Upgrading a Data Lake

If a new Cloudera Runtime/Cloudera Manager version or build is available for the Data Lake, you can initiate an upgrade from the Management Console. An OS upgrade may also be available.

In most cases it is not required that you destroy/recreate any Cloudera Data Hub clusters attached to the Data Lake cluster. For major/minor version upgrades, you must upgrade the Cloudera Data Hub clusters themselves after you upgrade the Data Lake, with the exception of Cloudera Data Hub clusters on Cloudera Runtime version 7.2.16 and later. If your Cloudera Data Hub cluster is on Cloudera Runtime version 7.2.16 or later, it is compatible with a Data Lake on a newer Cloudera Runtime version (7.2.17+). You can independently upgrade your Cloudera Data Hub clusters at a later time if you choose to, though it is not required.

Any Cloudera Data Hub clusters or data services that are not stopped during a Data Lake upgrade will error out during the upgrade process.

Required role: EnvironmentAdmin or Owner over the environment

  1. Stop all Cloudera Data Hub clusters attached to the environment.
  2. From the Management Console, click Data Lakes > <Environment Name>, scroll to the bottom of the Data Lake details page, and click the Upgrade tab.
  3. Click the Target Runtime Version drop-down menu to see any available upgrades for a given Cloudera Runtime version.
    If a new build is available for the selected version, the UI displays the current and target versions and build numbers. If only an OS upgrade is available, the UI displays “(OS upgrade only).”

    When a major/minor version upgrade is available, you'll be able to select a new Cloudera Runtime version:

    If a rolling upgrade is available, select the Perform rolling upgrade checkbox if you would like to perform this type of upgrade.
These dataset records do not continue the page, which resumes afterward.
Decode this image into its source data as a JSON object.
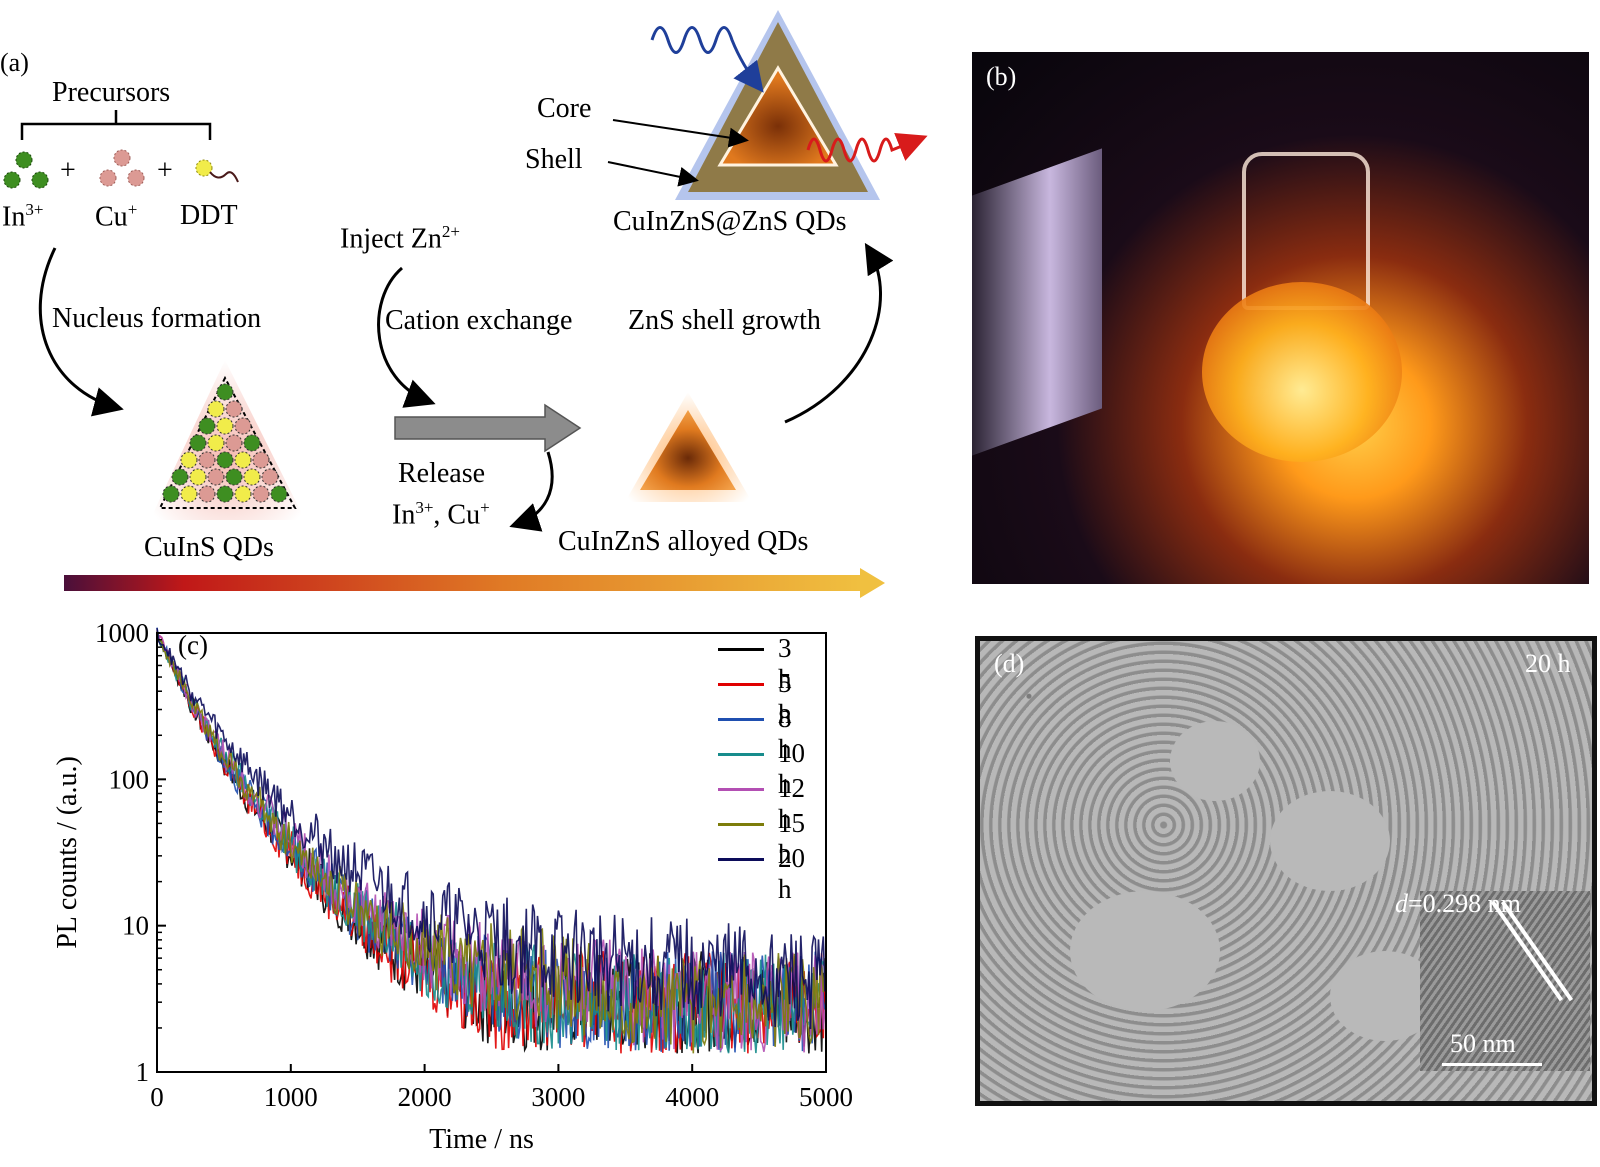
{
  "panel_a": {
    "letter": "(a)",
    "precursors": "Precursors",
    "plus": "+",
    "in_label": "In",
    "in_sup": "3+",
    "cu_label": "Cu",
    "cu_sup": "+",
    "ddt_label": "DDT",
    "nucleus_formation": "Nucleus formation",
    "culns_qds": "CuInS QDs",
    "inject": "Inject Zn",
    "inject_sup": "2+",
    "cation_exchange": "Cation exchange",
    "release": "Release",
    "release_in": "In",
    "release_in_sup": "3+",
    "release_cu": ", Cu",
    "release_cu_sup": "+",
    "zns_shell_growth": "ZnS shell growth",
    "alloyed_qds": "CuInZnS alloyed QDs",
    "core": "Core",
    "shell": "Shell",
    "core_shell_qds": "CuInZnS@ZnS QDs",
    "colors": {
      "in": "#3e8e21",
      "cu": "#dc9a94",
      "ddt": "#f1ec4a",
      "gradient_start": "#4a0f3a",
      "gradient_mid": "#e07a25",
      "gradient_end": "#f0c040",
      "qd_core": "#e07a1f",
      "shell_glow": "#5a7fd6"
    }
  },
  "panel_b": {
    "letter": "(b)"
  },
  "panel_d": {
    "letter": "(d)",
    "time": "20 h",
    "d_prefix": "d",
    "d_value": "=0.298 nm",
    "scale": "50 nm"
  },
  "chart_data": {
    "type": "line",
    "letter": "(c)",
    "xlabel": "Time / ns",
    "ylabel": "PL counts / (a.u.)",
    "xlim": [
      0,
      5000
    ],
    "ylim": [
      1,
      1000
    ],
    "yscale": "log",
    "xticks": [
      0,
      1000,
      2000,
      3000,
      4000,
      5000
    ],
    "yticks": [
      1,
      10,
      100,
      1000
    ],
    "ytick_labels": [
      "1",
      "10",
      "100",
      "1000"
    ],
    "legend_position": "top-right",
    "series": [
      {
        "name": "3 h",
        "color": "#000000",
        "points": [
          [
            0,
            1000
          ],
          [
            250,
            330
          ],
          [
            500,
            130
          ],
          [
            750,
            60
          ],
          [
            1000,
            32
          ],
          [
            1250,
            18
          ],
          [
            1500,
            11
          ],
          [
            1750,
            7
          ],
          [
            2000,
            5
          ],
          [
            2500,
            3
          ],
          [
            3000,
            3
          ],
          [
            4000,
            3
          ],
          [
            5000,
            3
          ]
        ]
      },
      {
        "name": "5 h",
        "color": "#e00000",
        "points": [
          [
            0,
            1000
          ],
          [
            250,
            330
          ],
          [
            500,
            130
          ],
          [
            750,
            60
          ],
          [
            1000,
            32
          ],
          [
            1250,
            18
          ],
          [
            1500,
            11
          ],
          [
            1750,
            7
          ],
          [
            2000,
            5
          ],
          [
            2500,
            3
          ],
          [
            3000,
            3
          ],
          [
            4000,
            3
          ],
          [
            5000,
            3
          ]
        ]
      },
      {
        "name": "8 h",
        "color": "#1f4fb0",
        "points": [
          [
            0,
            1000
          ],
          [
            250,
            340
          ],
          [
            500,
            140
          ],
          [
            750,
            64
          ],
          [
            1000,
            34
          ],
          [
            1250,
            20
          ],
          [
            1500,
            12
          ],
          [
            1750,
            8
          ],
          [
            2000,
            6
          ],
          [
            2500,
            4
          ],
          [
            3000,
            3
          ],
          [
            4000,
            3
          ],
          [
            5000,
            3
          ]
        ]
      },
      {
        "name": "10 h",
        "color": "#178c8c",
        "points": [
          [
            0,
            1000
          ],
          [
            250,
            345
          ],
          [
            500,
            145
          ],
          [
            750,
            68
          ],
          [
            1000,
            36
          ],
          [
            1250,
            21
          ],
          [
            1500,
            13
          ],
          [
            1750,
            9
          ],
          [
            2000,
            6
          ],
          [
            2500,
            4
          ],
          [
            3000,
            3
          ],
          [
            4000,
            3
          ],
          [
            5000,
            3
          ]
        ]
      },
      {
        "name": "12 h",
        "color": "#b34fb3",
        "points": [
          [
            0,
            1000
          ],
          [
            250,
            350
          ],
          [
            500,
            150
          ],
          [
            750,
            72
          ],
          [
            1000,
            39
          ],
          [
            1250,
            23
          ],
          [
            1500,
            14
          ],
          [
            1750,
            10
          ],
          [
            2000,
            7
          ],
          [
            2500,
            5
          ],
          [
            3000,
            4
          ],
          [
            4000,
            3
          ],
          [
            5000,
            3
          ]
        ]
      },
      {
        "name": "15 h",
        "color": "#7d7d0a",
        "points": [
          [
            0,
            1000
          ],
          [
            250,
            345
          ],
          [
            500,
            145
          ],
          [
            750,
            70
          ],
          [
            1000,
            37
          ],
          [
            1250,
            22
          ],
          [
            1500,
            13
          ],
          [
            1750,
            9
          ],
          [
            2000,
            7
          ],
          [
            2500,
            5
          ],
          [
            3000,
            4
          ],
          [
            4000,
            3
          ],
          [
            5000,
            3
          ]
        ]
      },
      {
        "name": "20 h",
        "color": "#0c0c5a",
        "points": [
          [
            0,
            1000
          ],
          [
            250,
            400
          ],
          [
            500,
            190
          ],
          [
            750,
            100
          ],
          [
            1000,
            58
          ],
          [
            1250,
            35
          ],
          [
            1500,
            23
          ],
          [
            1750,
            16
          ],
          [
            2000,
            12
          ],
          [
            2500,
            8
          ],
          [
            3000,
            6
          ],
          [
            4000,
            5
          ],
          [
            5000,
            4
          ]
        ]
      }
    ]
  }
}
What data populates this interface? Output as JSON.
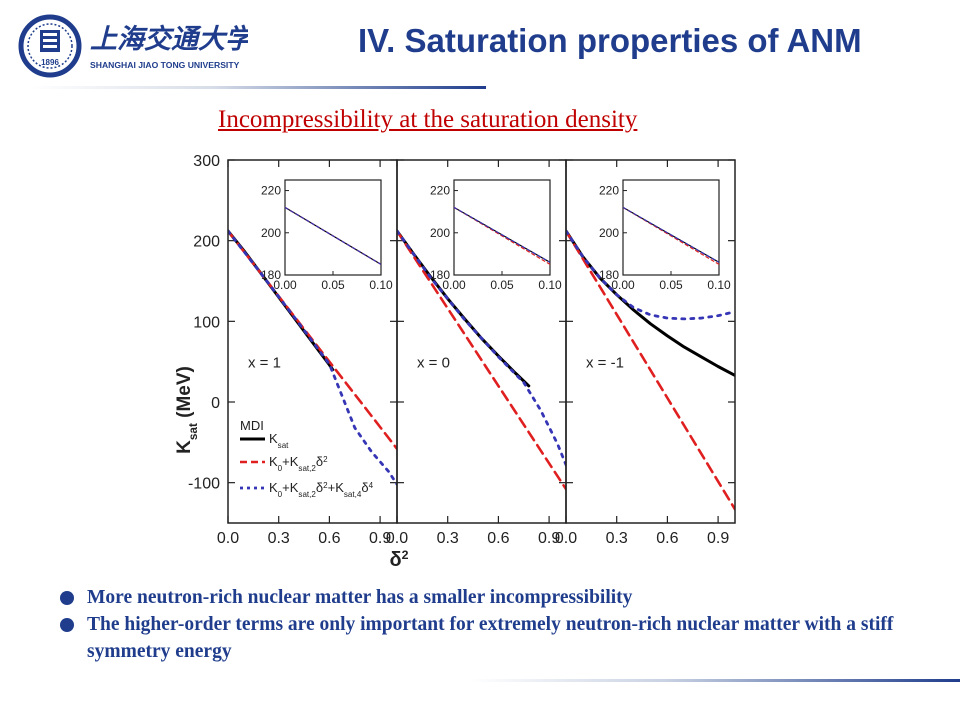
{
  "header": {
    "university_name_zh": "上海交通大学",
    "university_name_en": "SHANGHAI JIAO TONG UNIVERSITY",
    "seal_year": "1896",
    "title": "IV. Saturation properties of ANM",
    "title_color": "#1f3d8c"
  },
  "subtitle": "Incompressibility at the saturation density",
  "subtitle_color": "#c00000",
  "chart_data": {
    "type": "line",
    "ylabel_main": "K",
    "ylabel_sub": "sat",
    "ylabel_unit": "(MeV)",
    "xlabel_main": "δ",
    "xlabel_sup": "2",
    "ylim": [
      -150,
      300
    ],
    "y_ticks": [
      "300",
      "200",
      "100",
      "0",
      "-100"
    ],
    "xlim": [
      0,
      1.0
    ],
    "x_ticks": [
      "0.0",
      "0.3",
      "0.6",
      "0.9"
    ],
    "inset_xlim": [
      0,
      0.1
    ],
    "inset_ylim": [
      180,
      225
    ],
    "inset_y_ticks": [
      "220",
      "200",
      "180"
    ],
    "inset_x_ticks": [
      "0.00",
      "0.05",
      "0.10"
    ],
    "legend_title": "MDI",
    "legend": [
      {
        "key": "sat",
        "parts": [
          [
            "K",
            ""
          ],
          [
            "sat",
            "sub"
          ]
        ]
      },
      {
        "key": "k2",
        "parts": [
          [
            "K",
            ""
          ],
          [
            "0",
            "sub"
          ],
          [
            "+K",
            ""
          ],
          [
            "sat,2",
            "sub"
          ],
          [
            "δ",
            ""
          ],
          [
            "2",
            "sup"
          ]
        ]
      },
      {
        "key": "k4",
        "parts": [
          [
            "K",
            ""
          ],
          [
            "0",
            "sub"
          ],
          [
            "+K",
            ""
          ],
          [
            "sat,2",
            "sub"
          ],
          [
            "δ",
            ""
          ],
          [
            "2",
            "sup"
          ],
          [
            "+K",
            ""
          ],
          [
            "sat,4",
            "sub"
          ],
          [
            "δ",
            ""
          ],
          [
            "4",
            "sup"
          ]
        ]
      }
    ],
    "styles": {
      "sat": {
        "color": "#000000",
        "dash": "",
        "width": 3
      },
      "k2": {
        "color": "#e02020",
        "dash": "10,6",
        "width": 2.6
      },
      "k4": {
        "color": "#3535b5",
        "dash": "3,6",
        "width": 2.8
      }
    },
    "panels": [
      {
        "label": "x = 1",
        "series": {
          "sat": [
            [
              0,
              212
            ],
            [
              0.1,
              186
            ],
            [
              0.2,
              158
            ],
            [
              0.3,
              130
            ],
            [
              0.4,
              102
            ],
            [
              0.5,
              74
            ],
            [
              0.6,
              46
            ],
            [
              0.62,
              40
            ]
          ],
          "k2": [
            [
              0,
              212
            ],
            [
              0.2,
              158
            ],
            [
              0.4,
              104
            ],
            [
              0.6,
              50
            ],
            [
              0.8,
              -4
            ],
            [
              0.9,
              -31
            ],
            [
              1.0,
              -58
            ]
          ],
          "k4": [
            [
              0,
              212
            ],
            [
              0.2,
              158
            ],
            [
              0.4,
              103
            ],
            [
              0.6,
              47
            ],
            [
              0.75,
              -32
            ],
            [
              0.85,
              -62
            ],
            [
              0.95,
              -86
            ],
            [
              1.0,
              -102
            ]
          ]
        },
        "inset": {
          "sat": [
            [
              0,
              212
            ],
            [
              0.1,
              185
            ]
          ],
          "k2": [
            [
              0,
              212
            ],
            [
              0.1,
              185
            ]
          ],
          "k4": [
            [
              0,
              212
            ],
            [
              0.1,
              185
            ]
          ]
        }
      },
      {
        "label": "x = 0",
        "series": {
          "sat": [
            [
              0,
              212
            ],
            [
              0.1,
              183
            ],
            [
              0.2,
              155
            ],
            [
              0.3,
              128
            ],
            [
              0.4,
              103
            ],
            [
              0.5,
              79
            ],
            [
              0.6,
              57
            ],
            [
              0.7,
              36
            ],
            [
              0.78,
              20
            ]
          ],
          "k2": [
            [
              0,
              212
            ],
            [
              0.2,
              148
            ],
            [
              0.4,
              84
            ],
            [
              0.6,
              20
            ],
            [
              0.8,
              -44
            ],
            [
              1.0,
              -108
            ]
          ],
          "k4": [
            [
              0,
              212
            ],
            [
              0.2,
              154
            ],
            [
              0.4,
              102
            ],
            [
              0.6,
              56
            ],
            [
              0.75,
              24
            ],
            [
              0.85,
              -10
            ],
            [
              0.95,
              -52
            ],
            [
              1.0,
              -78
            ]
          ]
        },
        "inset": {
          "sat": [
            [
              0,
              212
            ],
            [
              0.1,
              186
            ]
          ],
          "k2": [
            [
              0,
              212
            ],
            [
              0.1,
              185
            ]
          ],
          "k4": [
            [
              0,
              212
            ],
            [
              0.1,
              186
            ]
          ]
        }
      },
      {
        "label": "x = -1",
        "series": {
          "sat": [
            [
              0,
              212
            ],
            [
              0.1,
              180
            ],
            [
              0.2,
              154
            ],
            [
              0.3,
              133
            ],
            [
              0.4,
              114
            ],
            [
              0.5,
              97
            ],
            [
              0.6,
              82
            ],
            [
              0.7,
              68
            ],
            [
              0.8,
              56
            ],
            [
              0.9,
              44
            ],
            [
              1.0,
              33
            ]
          ],
          "k2": [
            [
              0,
              212
            ],
            [
              0.2,
              143
            ],
            [
              0.4,
              74
            ],
            [
              0.6,
              5
            ],
            [
              0.8,
              -64
            ],
            [
              1.0,
              -133
            ]
          ],
          "k4": [
            [
              0,
              212
            ],
            [
              0.1,
              180
            ],
            [
              0.2,
              154
            ],
            [
              0.3,
              133
            ],
            [
              0.4,
              117
            ],
            [
              0.5,
              108
            ],
            [
              0.6,
              104
            ],
            [
              0.7,
              103
            ],
            [
              0.8,
              104
            ],
            [
              0.9,
              107
            ],
            [
              1.0,
              112
            ]
          ]
        },
        "inset": {
          "sat": [
            [
              0,
              212
            ],
            [
              0.1,
              186
            ]
          ],
          "k2": [
            [
              0,
              212
            ],
            [
              0.1,
              185
            ]
          ],
          "k4": [
            [
              0,
              212
            ],
            [
              0.1,
              186
            ]
          ]
        }
      }
    ]
  },
  "bullets": [
    {
      "text": "More neutron-rich nuclear matter has a smaller incompressibility"
    },
    {
      "text": "The higher-order terms are only important for extremely neutron-rich nuclear matter with a stiff symmetry energy"
    }
  ]
}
The availability of a rolling upgrade depends on the current and target Cloudera Runtime versions, the Data Lake shape, and the Data Lake OS. See Data Lake rolling upgrades for more information.

  4. If you want to skip the automatic backup that is taken before the upgrade, uncheck the Automatic backup box. For more information on what is backed up during a Data Lake backup, see Data Lake backup and restore.
  5. Click Validate and Prepare to check for any configuration issues and begin the Cloudera Runtime parcel download and distribution. Using the validate and prepare option does not require downtime and makes the maintenance window for an upgrade shorter. Validate and prepare also does not make any changes to your cluster and can be run independently of the upgrade itself. Although you can begin the upgrade without first running the validate and prepare option, using it will make the process smoother and the downtime shorter.
  6. Click Upgrade to initiate the upgrade.
  7. Click the Event History tab to monitor the upgrade process and verify that it completes successfully.
    If the upgrade fails for any reason, check the Data Lake logs through Cloudera Manager for troubleshooting information and retry the upgrade. If you cannot fix the problem manually, you may be able to recover the Data Lake cluster after a failed upgrade. For more information see Recovering from failed upgrades.
For major/minor upgrades, if the upgrade is successful, you can proceed to upgrading your attached Cloudera Data Hub clusters if required. Cloudera Data Hub clusters must run the same Cloudera Runtime version as the Data Lake, with the exception of Cloudera Data Hub clusters on Cloudera Runtime version 7.2.16 and later. If your Cloudera Data Hub cluster is on Cloudera Runtime version 7.2.16 or later, it is compatible with a Data Lake on a newer Cloudera Runtime version (7.2.17+). You can independently upgrade your Cloudera Data Hub clusters at a later time if you choose to, though it is not required. For service pack and OS upgrades, you can restart your Cloudera Data Hub clusters, data services, and any stopped Virtual Warehouses.